We All Replace Our Routers Frequently, Right?
There are four small/medium business routers which were made by Cisco, as recently as five years ago, which have a flaw in their password validation algorithm. If leveraged, an attacker can use it to access the device’s IPSec VPN without needing any of that pesky authentication most people expect is required to do so.
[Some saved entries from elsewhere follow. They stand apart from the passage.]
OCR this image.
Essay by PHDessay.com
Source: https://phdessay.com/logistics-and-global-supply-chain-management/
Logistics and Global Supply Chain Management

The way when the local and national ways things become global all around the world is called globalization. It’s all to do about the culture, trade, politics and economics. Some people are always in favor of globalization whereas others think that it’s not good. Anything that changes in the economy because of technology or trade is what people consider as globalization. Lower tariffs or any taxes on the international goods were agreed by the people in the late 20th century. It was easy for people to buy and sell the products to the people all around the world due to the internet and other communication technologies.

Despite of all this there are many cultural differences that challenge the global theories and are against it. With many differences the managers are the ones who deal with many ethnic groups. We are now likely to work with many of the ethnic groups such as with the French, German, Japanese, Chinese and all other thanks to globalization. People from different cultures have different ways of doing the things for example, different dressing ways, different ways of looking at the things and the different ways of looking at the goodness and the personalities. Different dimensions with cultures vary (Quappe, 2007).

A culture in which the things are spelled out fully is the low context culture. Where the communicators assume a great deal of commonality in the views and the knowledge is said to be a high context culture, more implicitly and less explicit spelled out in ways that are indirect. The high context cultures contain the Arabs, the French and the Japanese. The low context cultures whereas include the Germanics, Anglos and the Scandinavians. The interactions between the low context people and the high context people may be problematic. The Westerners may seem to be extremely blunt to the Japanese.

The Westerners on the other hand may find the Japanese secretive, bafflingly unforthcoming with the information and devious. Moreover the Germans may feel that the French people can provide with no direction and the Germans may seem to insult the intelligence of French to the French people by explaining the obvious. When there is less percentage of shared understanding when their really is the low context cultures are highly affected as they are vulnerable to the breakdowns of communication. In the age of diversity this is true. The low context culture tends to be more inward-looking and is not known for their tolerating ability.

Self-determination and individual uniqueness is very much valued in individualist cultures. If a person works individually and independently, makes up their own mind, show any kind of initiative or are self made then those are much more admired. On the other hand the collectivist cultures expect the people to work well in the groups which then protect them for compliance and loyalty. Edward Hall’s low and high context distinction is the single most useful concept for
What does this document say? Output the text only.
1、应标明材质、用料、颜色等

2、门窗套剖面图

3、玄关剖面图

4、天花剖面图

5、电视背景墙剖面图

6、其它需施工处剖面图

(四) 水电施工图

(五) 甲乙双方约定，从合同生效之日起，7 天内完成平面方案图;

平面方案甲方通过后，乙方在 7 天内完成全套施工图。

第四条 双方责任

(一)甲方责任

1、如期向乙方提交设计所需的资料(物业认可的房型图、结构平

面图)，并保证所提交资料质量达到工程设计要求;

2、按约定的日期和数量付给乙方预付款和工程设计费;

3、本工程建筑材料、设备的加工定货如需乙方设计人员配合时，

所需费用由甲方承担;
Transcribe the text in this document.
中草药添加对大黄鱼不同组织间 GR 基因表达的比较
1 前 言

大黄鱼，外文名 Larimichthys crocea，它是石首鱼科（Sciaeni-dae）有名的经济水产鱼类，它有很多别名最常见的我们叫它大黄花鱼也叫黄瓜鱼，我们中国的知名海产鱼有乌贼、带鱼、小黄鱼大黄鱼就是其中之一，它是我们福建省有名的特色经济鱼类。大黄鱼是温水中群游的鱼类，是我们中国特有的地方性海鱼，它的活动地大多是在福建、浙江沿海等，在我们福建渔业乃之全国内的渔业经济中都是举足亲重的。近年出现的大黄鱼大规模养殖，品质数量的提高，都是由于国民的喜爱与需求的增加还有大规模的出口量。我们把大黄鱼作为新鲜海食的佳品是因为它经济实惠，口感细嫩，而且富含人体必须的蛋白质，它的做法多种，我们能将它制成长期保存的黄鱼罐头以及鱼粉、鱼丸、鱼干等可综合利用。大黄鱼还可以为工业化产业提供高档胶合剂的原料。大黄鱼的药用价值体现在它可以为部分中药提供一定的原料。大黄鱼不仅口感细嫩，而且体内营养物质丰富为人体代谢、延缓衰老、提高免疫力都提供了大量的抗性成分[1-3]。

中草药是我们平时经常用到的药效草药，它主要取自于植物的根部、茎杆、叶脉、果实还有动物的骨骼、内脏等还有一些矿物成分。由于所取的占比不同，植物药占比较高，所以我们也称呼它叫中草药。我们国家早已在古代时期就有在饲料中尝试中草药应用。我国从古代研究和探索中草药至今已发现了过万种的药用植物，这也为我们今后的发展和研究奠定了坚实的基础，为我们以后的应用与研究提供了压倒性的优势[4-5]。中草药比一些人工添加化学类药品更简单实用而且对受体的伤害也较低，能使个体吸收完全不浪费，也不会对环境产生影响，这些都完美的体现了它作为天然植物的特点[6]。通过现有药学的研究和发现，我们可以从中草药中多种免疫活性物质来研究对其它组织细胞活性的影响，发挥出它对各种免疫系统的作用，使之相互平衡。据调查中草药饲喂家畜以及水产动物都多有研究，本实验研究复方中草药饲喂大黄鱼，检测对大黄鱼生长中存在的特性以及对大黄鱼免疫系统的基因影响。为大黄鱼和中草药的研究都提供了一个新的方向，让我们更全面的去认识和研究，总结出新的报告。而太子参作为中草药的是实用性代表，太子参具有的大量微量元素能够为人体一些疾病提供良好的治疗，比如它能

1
Indeed it gives full administrative access to the that portion of the router, and once they have control of the VPN then they can wreak all sorts of havoc.
Cisco will not be patching this.
Their reasoning is that the kit is old, the most recent reaching EOL this year and so Cisco feels justified in no longer supporting the four effected routers, even though some continued to be sold after their official EOL. Those four models are the RV110W Wireless-N VPN Firewall, RV130 VPN Router, RV130W Wireless-N Multifunction VPN Router, and RV215W Wireless-N VPN Router.
There is a small problem in is that the majority of medium and small businesses, not to mention your ISP, do not upgrade their routers on any sort of schedule apart from replacing broken ones. How old is the one your ISP provided, and when is the last time you upgraded any routers you might have in addition to it? This sort of planned obsolescence is bad enough in a smart lightbulb, but for the hardware VPN you depend upon to provide security to be treated the same by it’s manufacturer is rather worrying.